Nouvelle attaque contre Raoult2 min de lecture

La très prestigieuse revue scientifique The Lancet a publié samedi une étude de grande ampleur observant 96 000 patients. À première vue, comme de nombreux médias ou « intellectuels » l’ont alors répété partout, l’étude prouve irréfutablement que l’usage du protocole vanté par le professeur Raoult est non seulement inapte à lutter contre le virus mais augmente en outre les risques de décès.

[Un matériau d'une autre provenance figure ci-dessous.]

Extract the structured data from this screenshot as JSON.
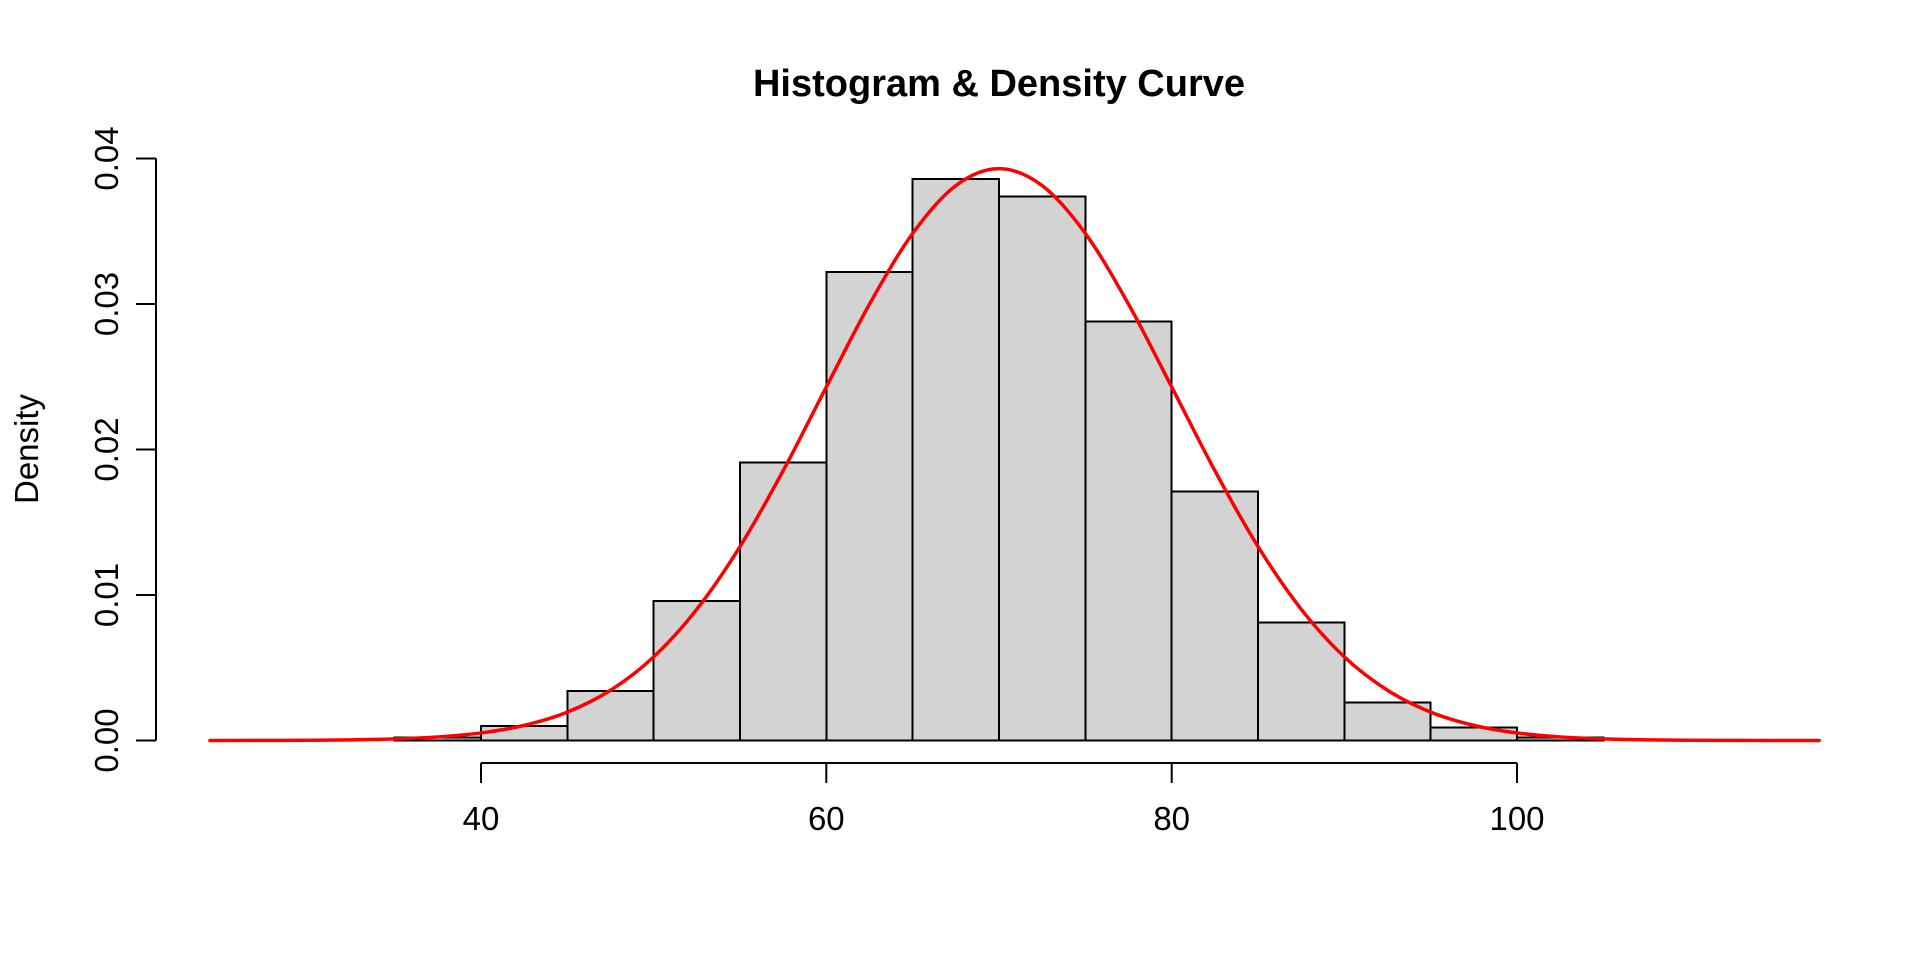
{
  "figure": {
    "title": "Histogram & Density Curve",
    "y_axis_label": "Density",
    "background_color": "#ffffff",
    "text_color": "#000000"
  },
  "chart_data": {
    "type": "histogram_with_density_curve",
    "title": "Histogram & Density Curve",
    "xlabel": "",
    "ylabel": "Density",
    "grid": false,
    "legend": false,
    "xlim": [
      24,
      118
    ],
    "ylim": [
      0,
      0.04
    ],
    "x_ticks": [
      40,
      60,
      80,
      100
    ],
    "x_tick_labels": [
      "40",
      "60",
      "80",
      "100"
    ],
    "y_ticks": [
      0,
      0.01,
      0.02,
      0.03,
      0.04
    ],
    "y_tick_labels": [
      "0.00",
      "0.01",
      "0.02",
      "0.03",
      "0.04"
    ],
    "histogram": {
      "bin_start": 35,
      "bin_width": 5,
      "bin_edges": [
        35,
        40,
        45,
        50,
        55,
        60,
        65,
        70,
        75,
        80,
        85,
        90,
        95,
        100,
        105
      ],
      "bin_densities": [
        0.0002,
        0.001,
        0.0034,
        0.0096,
        0.0191,
        0.0322,
        0.0386,
        0.0374,
        0.0288,
        0.0171,
        0.0081,
        0.0026,
        0.0009,
        0.0002
      ],
      "bar_fill_color": "#d3d3d3",
      "bar_border_color": "#000000"
    },
    "density_curve": {
      "line_color": "#ff0000",
      "peak": {
        "x": 70,
        "density": 0.0393
      },
      "points_x": [
        24.3,
        25,
        27.5,
        30,
        32.5,
        35,
        37.5,
        40,
        42.5,
        45,
        47.5,
        50,
        52.5,
        55,
        57.5,
        60,
        62.5,
        65,
        67.5,
        70,
        72.5,
        75,
        77.5,
        80,
        82.5,
        85,
        87.5,
        90,
        92.5,
        95,
        97.5,
        100,
        102.5,
        105,
        107.5,
        110,
        112.5,
        115,
        117.5
      ],
      "points_density": [
        1e-06,
        2e-06,
        7e-06,
        1.8e-05,
        4.6e-05,
        0.000109,
        0.000245,
        0.000519,
        0.001039,
        0.00195,
        0.003453,
        0.005745,
        0.009023,
        0.013329,
        0.018547,
        0.024301,
        0.029992,
        0.034849,
        0.038135,
        0.0393,
        0.038135,
        0.034849,
        0.029992,
        0.024301,
        0.018547,
        0.013329,
        0.009023,
        0.005745,
        0.003453,
        0.00195,
        0.001039,
        0.000519,
        0.000245,
        0.000109,
        4.6e-05,
        1.8e-05,
        7e-06,
        2e-06,
        1e-06
      ]
    },
    "axis_color": "#000000"
  }
}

Cette nouvelle bataille entre les défenseurs du traitement controversé et ceux qui, au nom de la prudence, refusent de l’autoriser s’inscrit dans une guerre qui dure en France depuis le début du confinement. Les scientifiques campent toujours sur leurs positions et il est compliqué pour des le commun des mortels de se faire un avis. Pourtant, on peut s’interroger sur la rigueur, voire l’honnêteté, de l’étude publiée samedi.

 

Une méthode critiquable

On peut d’abord noter que l’étude utilise une méthode « observationnelle », c’est à dire précisément la méthode dont se sert le professeur Raoult et que tout le monde, lorsqu’elle vient de lui, taxe de manquer de rigueur. Mais en plus, l’étude pose un énorme problème méthodologique. Le groupe sur lequel on teste l’hydroxychloroquine est composé de patients dont l’état est plus grave que ceux qui ne reçoivent pas le traitement. Dès le début donc, les résultats sont biaisés. Comme l’explique Philippe Douste-Blazy, ancien ministre de la santé « si vous donnez de l’hydroxychloroquine à des gens qui vont mourir, c’est sûr qu’ils vont mourir ». De plus, ce traitement est donné à un stade de la maladie où, comme le rappelle Didier Raoult depuis le début, le traitement n’est plus efficace.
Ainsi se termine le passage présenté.